McLarty explains that working inside a space without walls “took some getting used to,” but the tipi’s flexible design, especially smoke flaps which can be easily raised or lowered to accommodate large pieces of steel, is in fact ideal for her process. This is especially helpful since she loves sheet-work, saying, “You can make anything with a sheet of steel, using it to create visual mass without actual mass.” One technique she uses to accomplish this is repoussé, meaning to push up from the reverse side. She’ll use a form shaped from pitch, a pliable mixture of pine resin, plaster, clay dust and some type of oil or fat, as the sculpting model around which the heated metal is shaped.

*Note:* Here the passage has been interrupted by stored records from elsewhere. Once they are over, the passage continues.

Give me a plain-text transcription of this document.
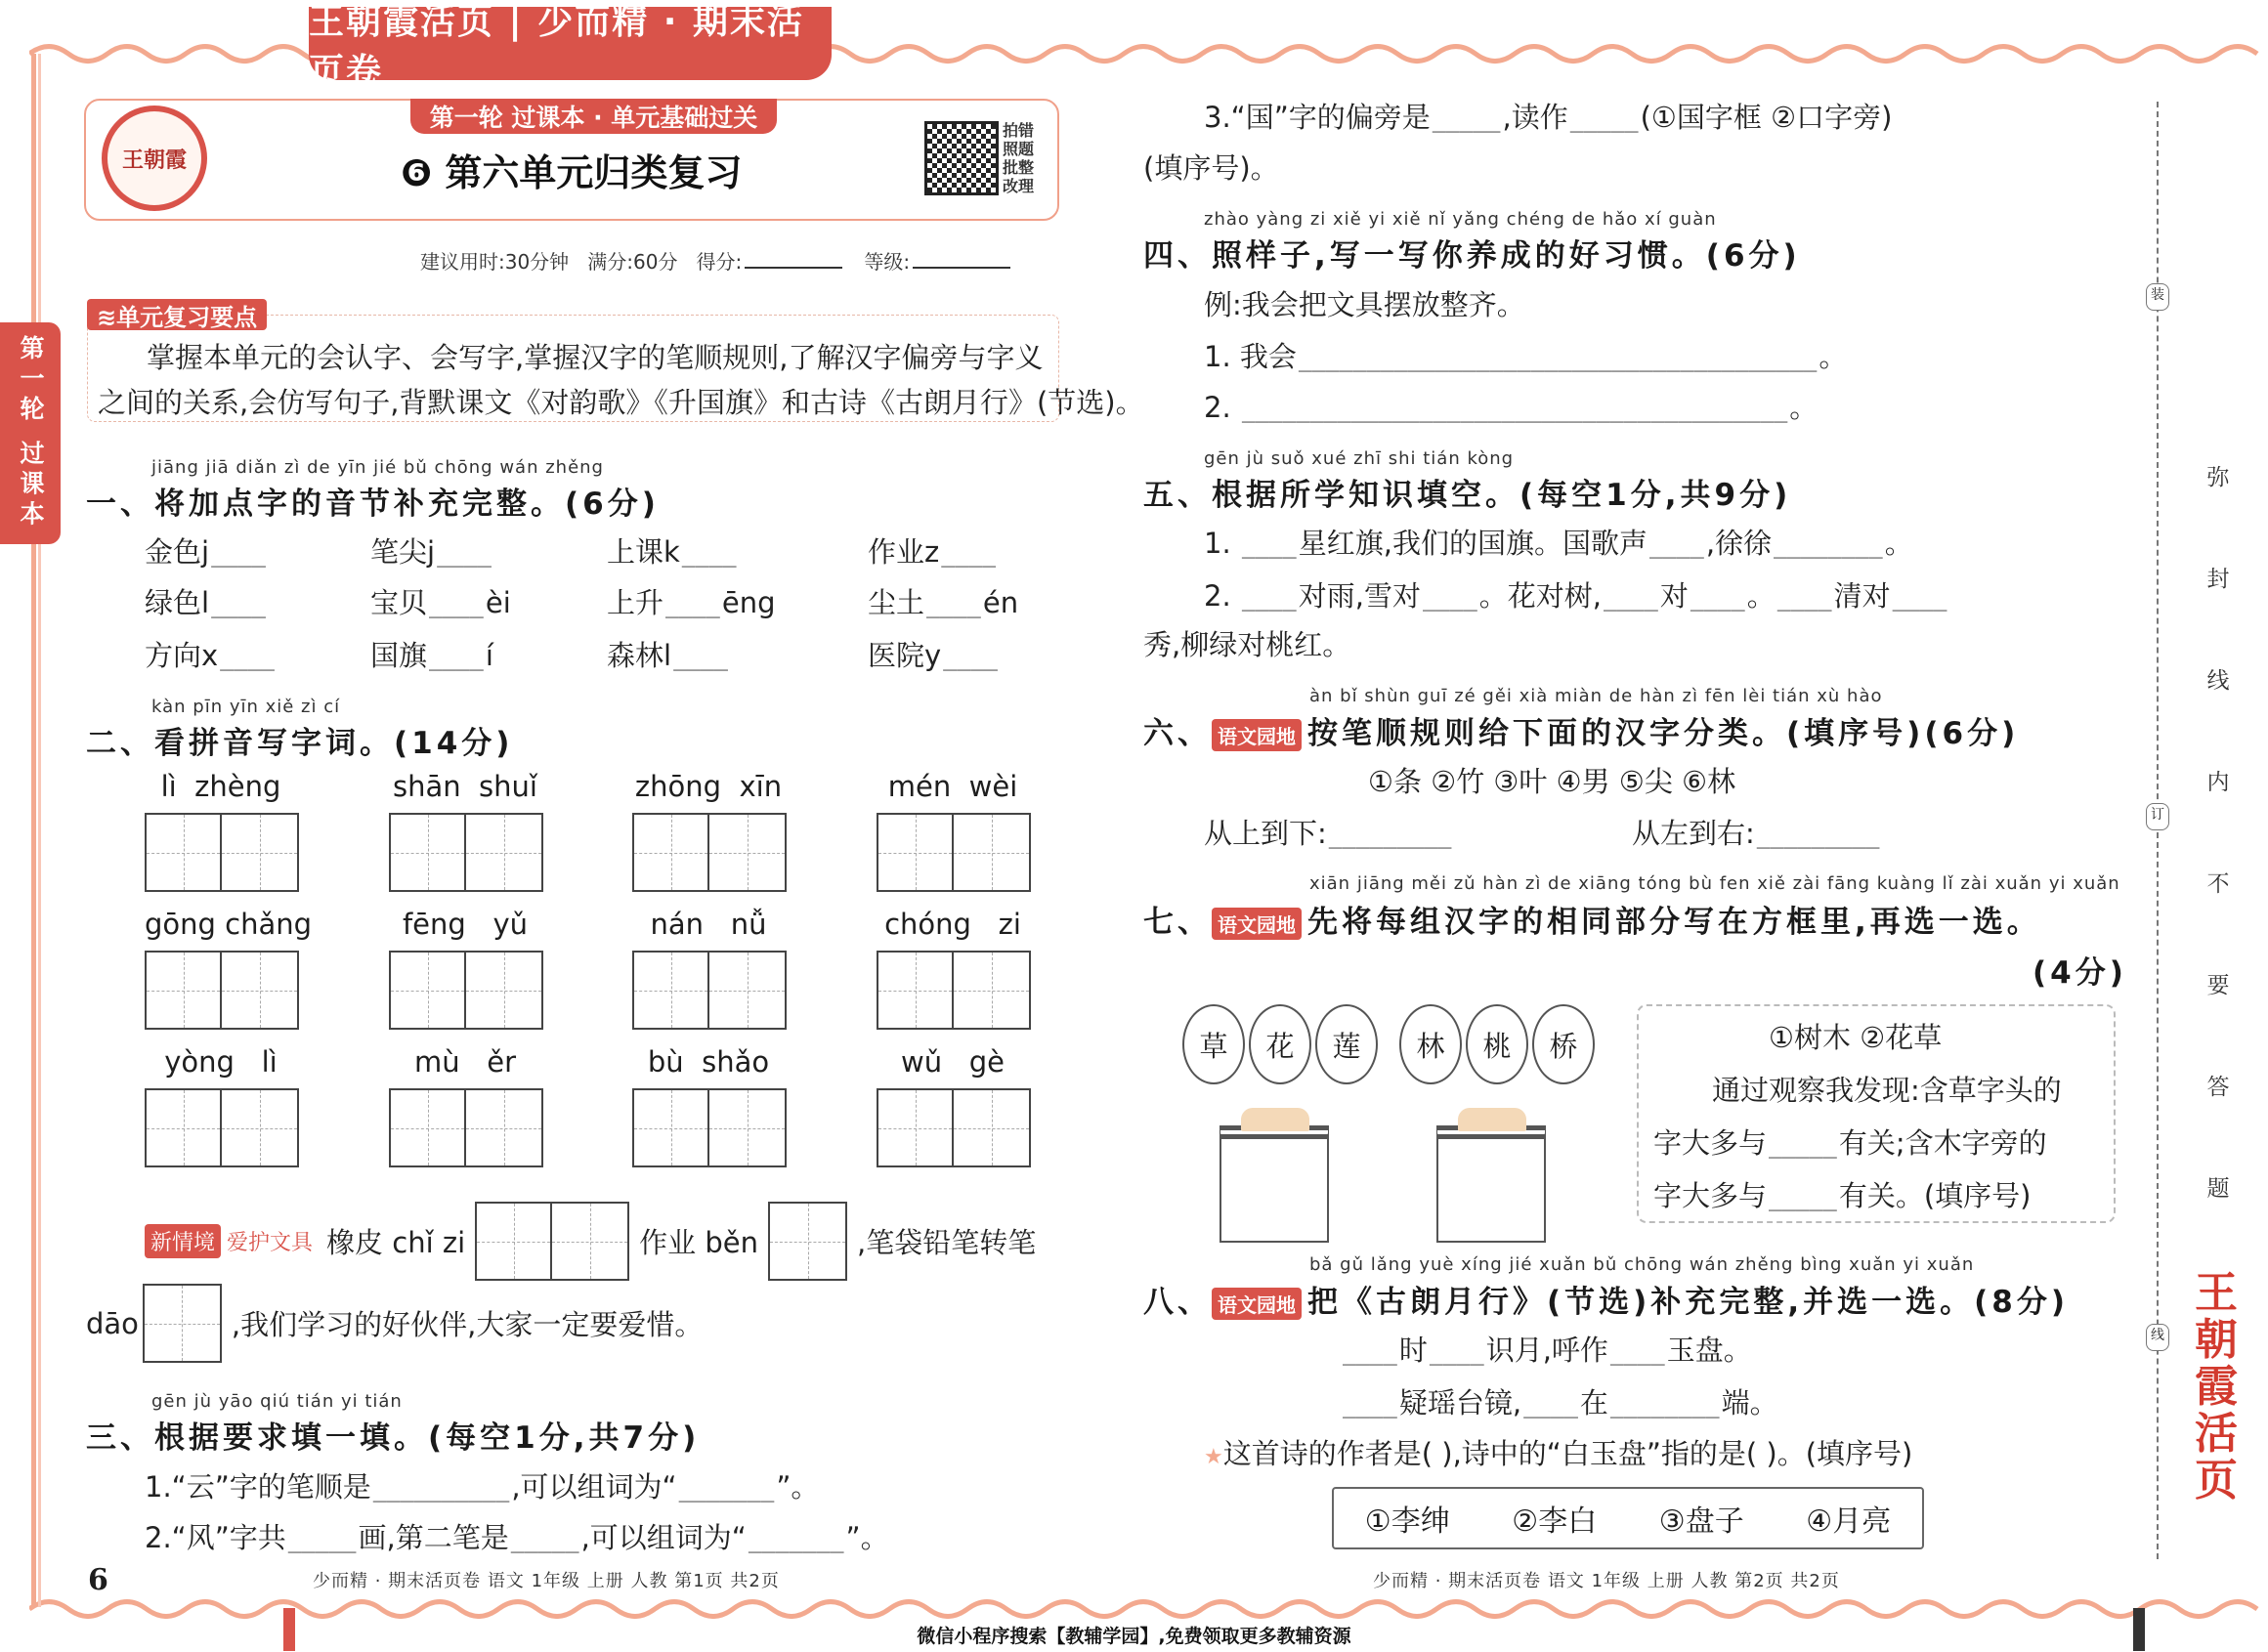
王朝霞活页 | 少而精 · 期末活页卷
第一轮 过课本 · 单元基础过关
王朝霞	❻ 第六单元归类复习
拍错照题批整改理
建议用时:30分钟 满分:60分 得分:	等级:
第一轮 过课本
≋单元复习要点
掌握本单元的会认字、会写字,掌握汉字的笔顺规则,了解汉字偏旁与字义
之间的关系,会仿写句子,背默课文《对韵歌》《升国旗》和古诗《古朗月行》(节选)。
jiāng jiā diǎn zì de yīn jié bǔ chōng wán zhěng
一、将加点字的音节补充完整。(6分)
金色j____	笔尖j____	上课k____	作业z____
绿色l____	宝贝____èi	上升____ēng	尘土____én
方向x____	国旗____í	森林l____	医院y____
kàn pīn yīn xiě zì cí
二、看拼音写字词。(14分)
lì  zhèng	shān  shuǐ	zhōng  xīn	mén  wèi
gōng chǎng	fēng   yǔ	nán   nǚ	chóng   zi
yòng   lì	mù   ěr	bù  shǎo	wǔ   gè
新情境 爱护文具 橡皮 chǐ zi	作业 běn	,笔袋铅笔转笔
dāo	,我们学习的好伙伴,大家一定要爱惜。
gēn jù yāo qiú tián yi tián
三、根据要求填一填。(每空1分,共7分)
1.“云”字的笔顺是__________,可以组词为“_______”。
2.“风”字共_____画,第二笔是_____,可以组词为“_______”。
6	少而精 · 期末活页卷 语文 1年级 上册 人教 第1页 共2页
3.“国”字的偏旁是_____,读作_____(①国字框 ②口字旁)
(填序号)。
zhào yàng zi xiě yi xiě nǐ yǎng chéng de hǎo xí guàn
四、照样子,写一写你养成的好习惯。(6分)
例:我会把文具摆放整齐。
1. 我会______________________________________。
2. ________________________________________。
gēn jù suǒ xué zhī shi tián kòng
五、根据所学知识填空。(每空1分,共9分)
1. ____星红旗,我们的国旗。国歌声____,徐徐________。
2. ____对雨,雪对____。花对树,____对____。____清对____
秀,柳绿对桃红。
àn bǐ shùn guī zé gěi xià miàn de hàn zì fēn lèi tián xù hào
六、 语文园地 按笔顺规则给下面的汉字分类。(填序号)(6分)
①条 ②竹 ③叶 ④男 ⑤尖 ⑥林
从上到下:_________	从左到右:_________
xiān jiāng měi zǔ hàn zì de xiāng tóng bù fen xiě zài fāng kuàng lǐ zài xuǎn yi xuǎn
七、 语文园地 先将每组汉字的相同部分写在方框里,再选一选。
(4分)
草	花	莲	林	桃	桥	①树木 ②花草
通过观察我发现:含草字头的
字大多与_____有关;含木字旁的
字大多与_____有关。(填序号)
bǎ gǔ lǎng yuè xíng jié xuǎn bǔ chōng wán zhěng bìng xuǎn yi xuǎn
八、 语文园地 把《古朗月行》(节选)补充完整,并选一选。(8分)
____时____识月,呼作____玉盘。
____疑瑶台镜,____在________端。
★这首诗的作者是( ),诗中的“白玉盘”指的是( )。(填序号)
①李绅 ②李白 ③盘子 ④月亮
少而精 · 期末活页卷 语文 1年级 上册 人教 第2页 共2页
装
订
线
弥
封
线
内
不
要
答
题
王朝霞活页
微信小程序搜索【教辅学园】,免费领取更多教辅资源
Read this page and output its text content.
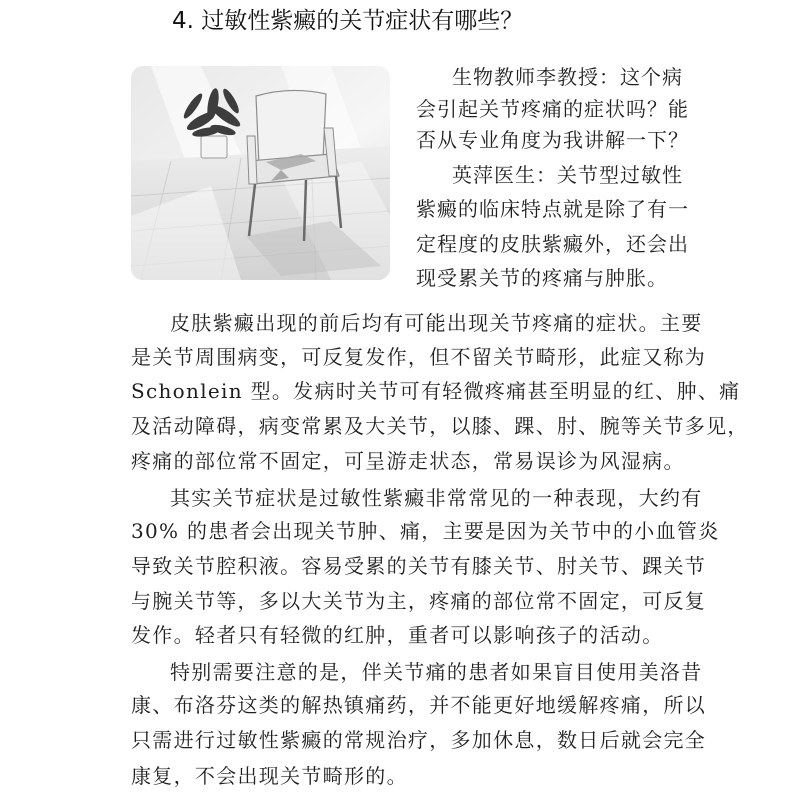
4. 过敏性紫癜的关节症状有哪些？
生物教师李教授：这个病
会引起关节疼痛的症状吗？能
否从专业角度为我讲解一下？
英萍医生：关节型过敏性
紫癜的临床特点就是除了有一
定程度的皮肤紫癜外，还会出
现受累关节的疼痛与肿胀。
皮肤紫癜出现的前后均有可能出现关节疼痛的症状。主要
是关节周围病变，可反复发作，但不留关节畸形，此症又称为
Schonlein 型。发病时关节可有轻微疼痛甚至明显的红、肿、痛
及活动障碍，病变常累及大关节，以膝、踝、肘、腕等关节多见，
疼痛的部位常不固定，可呈游走状态，常易误诊为风湿病。
其实关节症状是过敏性紫癜非常常见的一种表现，大约有
30% 的患者会出现关节肿、痛，主要是因为关节中的小血管炎
导致关节腔积液。容易受累的关节有膝关节、肘关节、踝关节
与腕关节等，多以大关节为主，疼痛的部位常不固定，可反复
发作。轻者只有轻微的红肿，重者可以影响孩子的活动。
特别需要注意的是，伴关节痛的患者如果盲目使用美洛昔
康、布洛芬这类的解热镇痛药，并不能更好地缓解疼痛，所以
只需进行过敏性紫癜的常规治疗，多加休息，数日后就会完全
康复，不会出现关节畸形的。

If all of this sounds medieval, or even more ancient, that’s because it is.

Blacksmiths, she says, are among the few craftspeople who not only make their own tools but also make tools for many other artisans. Smithing is traditionally associated with iron, but McLarty is deeply into steel, which is an iron-carbon alloy– preferably 18 gauge. She teaches workshops where copper—soft, forgiving, comparatively inexpensive—is used as an introductory medium, and she also works with bronze.

Among her specialties are railings and gates, which often integrate found objects. The gate to her home incorporates billiard balls as the street address numbers, and other gates, such as a 15-foot by 15-foot steel and copper entryway to the Occidental College Athletic Field, are even more fanciful.

To plan a railing, she makes what she calls a “story stick,” which is a length of pine used as a model, marked with the stairs and other aspects of the build. She says, “I’m not a linear person, and I don’t think in two dimensions. I may do a basic sketch, but really, to get started on a metal piece, I pretty much pick up a tool and start working.”

For the past century, sociologists have theorized that much modern angst arises from the fact that urban people rarely make things with their hands, with even manual laborers, such as assembly-line workers, producing only an isolated element with no sense of completion. Women have historically excelled in art forms and craft forms termed low resistance: cooking, baking, sewing, painting, embroidering, knitting, weaving, crocheting, quilling, clay sculpting, beadwork, jewelry fabrication. Whipping 18-gauge steel into submission requires an entirely different attitude.